Quick Guide for Setting Up a Subsidiary Company in Singapore in 2022

subsidiary company

A subsidiary is essentially an extension of its parent company, but it’s treated as a separate entity. Another company sets it up to perform a specific function. One example is the marketing or manufacturing of their goods.

This business structure is becoming a popular option in Singapore for several reasons. For one, opting for this structure limits one’s liability and legal obligations.

Another is that setting up a subsidiary company allows multinational companies to take advantage of the existing taxation system. This enables them to diversify their risk and make sure that they are compliant with the regulations in different countries. It also reduces the cost of hiring an international team or the cost of localization.

What Do I Need to Know Before Getting Started?

Setting up a subsidiary company in Singapore is a great way to grow your business. But before you embark on this journey, it’s essential to know what you need and how to get it.

Here are the main requirements:

  • A minimum paid-up capital of SGD 1 is required to set up a subsidiary in Singapore
  • The company must have at least one director who is a citizen or permanent resident of Singapore and has no criminal records, with the exception of directors who are also shareholders.
  • You need to register your company with the Accounting and Corporate Regulatory Authority (ACRA).
  • An office address must be registered, and residential addresses are accepted.
  • Within the first three months, all newly created companies must register their accounts with the tax authorities, and an auditor has to be nominated within this period. This process is called audit registration, wherein all audited statements need to be submitted to the tax authorities every year.

What are the Post-registration Compliances?

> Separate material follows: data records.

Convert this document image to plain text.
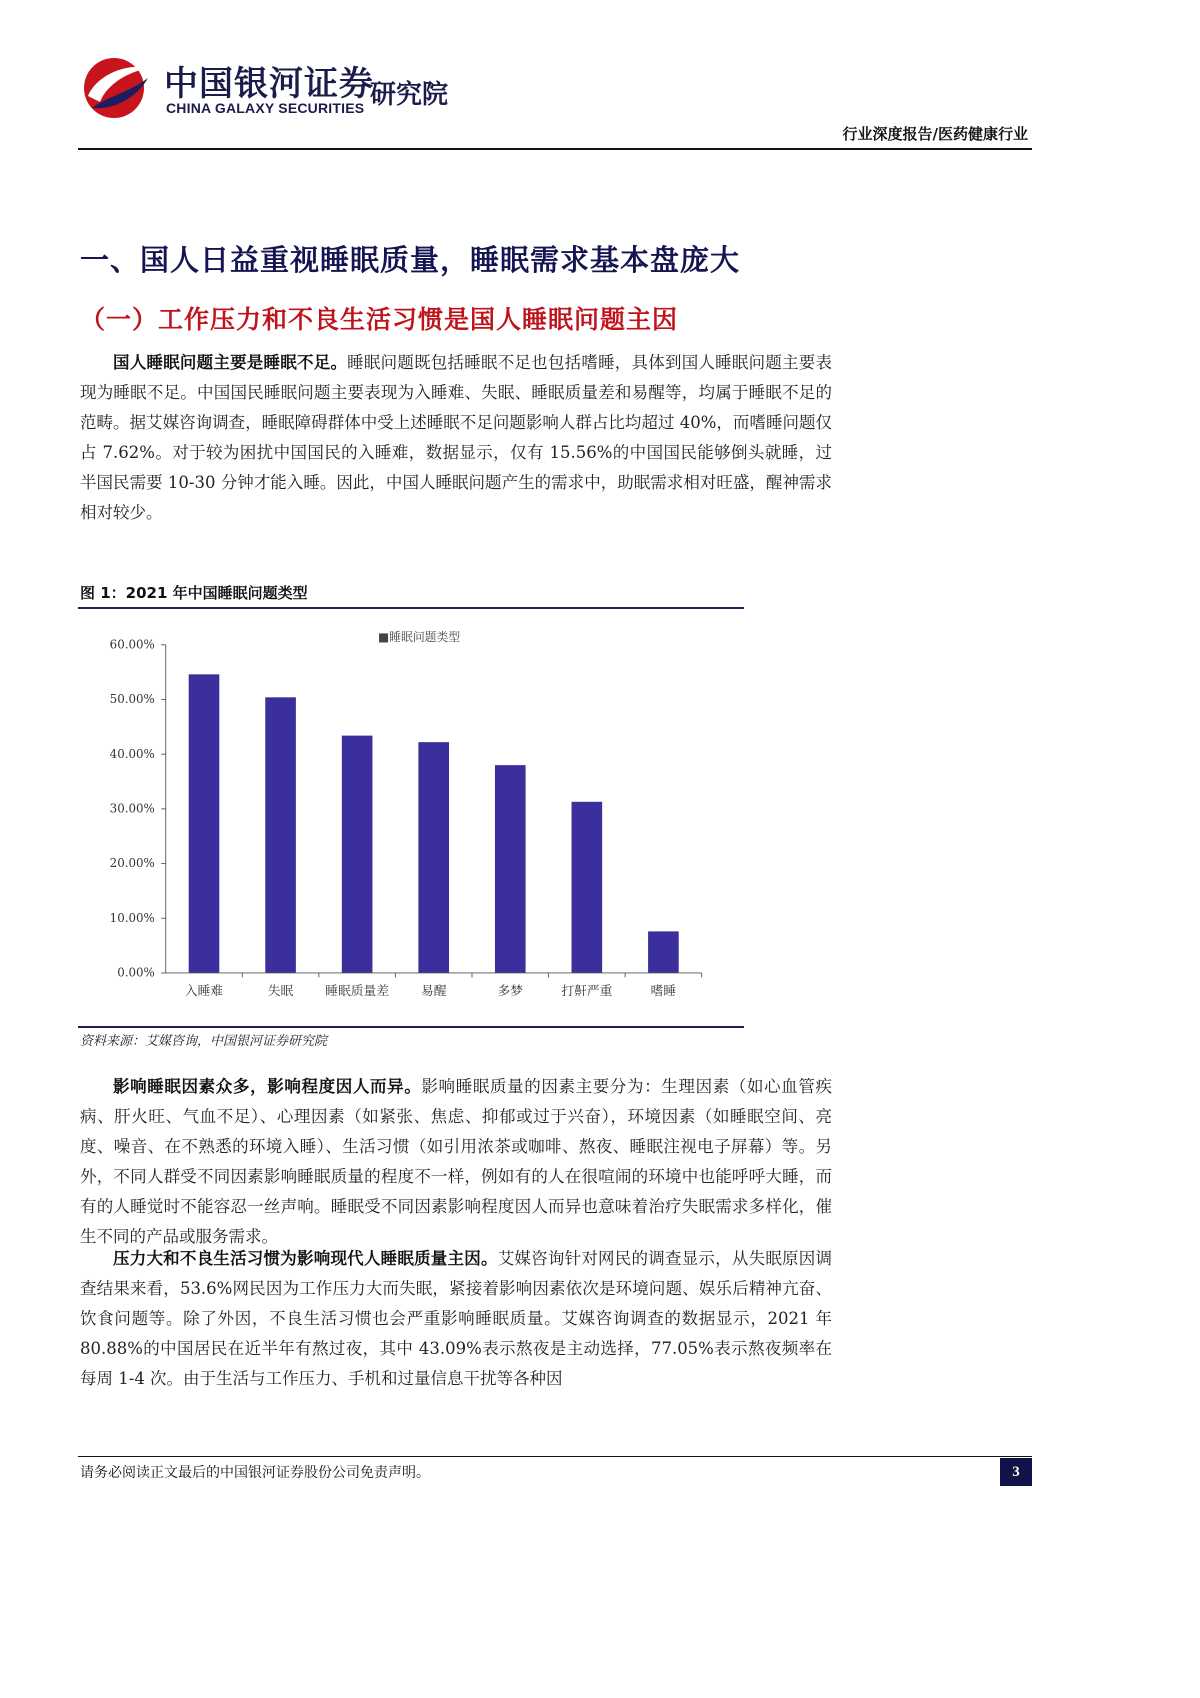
中国银河证券
CHINA GALAXY SECURITIES 研究院
行业深度报告/医药健康行业
一、国人日益重视睡眠质量，睡眠需求基本盘庞大
（一）工作压力和不良生活习惯是国人睡眠问题主因
国人睡眠问题主要是睡眠不足。睡眠问题既包括睡眠不足也包括嗜睡，具体到国人睡眠问题主要表现为睡眠不足。中国国民睡眠问题主要表现为入睡难、失眠、睡眠质量差和易醒等，均属于睡眠不足的范畴。据艾媒咨询调查，睡眠障碍群体中受上述睡眠不足问题影响人群占比均超过 40%，而嗜睡问题仅占 7.62%。对于较为困扰中国国民的入睡难，数据显示，仅有 15.56%的中国国民能够倒头就睡，过半国民需要 10-30 分钟才能入睡。因此，中国人睡眠问题产生的需求中，助眠需求相对旺盛，醒神需求相对较少。
图 1：2021 年中国睡眠问题类型
■睡眠问题类型
0.00%
10.00%
20.00%
30.00%
40.00%
50.00%
60.00%
入睡难	失眠 睡眠质量差 易醒	多梦	打鼾严重	嗜睡
资料来源：艾媒咨询，中国银河证券研究院
影响睡眠因素众多，影响程度因人而异。影响睡眠质量的因素主要分为：生理因素（如心血管疾病、肝火旺、气血不足）、心理因素（如紧张、焦虑、抑郁或过于兴奋），环境因素（如睡眠空间、亮度、噪音、在不熟悉的环境入睡）、生活习惯（如引用浓茶或咖啡、熬夜、睡眠注视电子屏幕）等。另外，不同人群受不同因素影响睡眠质量的程度不一样，例如有的人在很喧闹的环境中也能呼呼大睡，而有的人睡觉时不能容忍一丝声响。睡眠受不同因素影响程度因人而异也意味着治疗失眠需求多样化，催生不同的产品或服务需求。
压力大和不良生活习惯为影响现代人睡眠质量主因。艾媒咨询针对网民的调查显示，从失眠原因调查结果来看，53.6%网民因为工作压力大而失眠，紧接着影响因素依次是环境问题、娱乐后精神亢奋、饮食问题等。除了外因，不良生活习惯也会严重影响睡眠质量。艾媒咨询调查的数据显示，2021 年 80.88%的中国居民在近半年有熬过夜，其中 43.09%表示熬夜是主动选择，77.05%表示熬夜频率在每周 1-4 次。由于生活与工作压力、手机和过量信息干扰等各种因
请务必阅读正文最后的中国银河证券股份公司免责声明。	3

Business compliance is a crucial factor in the success of any company, not just because it is legally required but also because it helps to protect your company’s reputation.

1. Permits and licenses

There are two types of business licenses in Singapore: the company license and the permit license. The company license is required for any company incorporated in Singapore or has an overseas branch office in Singapore. In contrast, permit licenses are required for commercial agents, estate agents, money changers, pawnbrokers, etc.

2. Customs registration

A company in Singapore can register as either a general importer or a specialist importer. General importers are registered for all types of imports, while specialist importers need to register for specific types of imports.

Singapore Custom introduced a new standard to keep up with the latest technology from January 1st, 2009, saying goodbye to CRN. All import and export numbers are now under UEN (Unique Entity Number).

3. GST registration

The Singapore Goods and Services Tax (GST) is a consumption tax levied on most goods and services supplied in Singapore.

The first step is to find out if your company is a GST registrant or not. If your company does not have any supplies or sales in Singapore, it does not need to register for GST in Singapore. However, if your company has any supplies or sales in Singapore, then you will need to register for GST even if you are registered with ACRA.

4. CPF registration

There are many reasons why one might need to register a CPF account.

One of the most common reasons is employment in Singapore. An employee needs to sign up for a CPF account to receive the benefits and contributions from an employer. Employees who are married and living with a spouse who is a Singapore citizen may also require CPF contribution.

5. Annual filing

Annual filing is a mandatory requirement for all Singapore businesses. It is the process of submitting reports and documents to the relevant authorities.

Annual filing requirements are set by the Ministry of Trade and Industry. These requirements vary according to the type of business, location, and other factors. The Annual Return form is filed with the Accounting and Corporate Regulatory Authority (ACRA). This form can be filed online or by post.

Conclusion

Setting up a subsidiary company in Singapore can be a time-consuming process. However, you can get the procedure done faster than you think with the right set of guidelines and advice.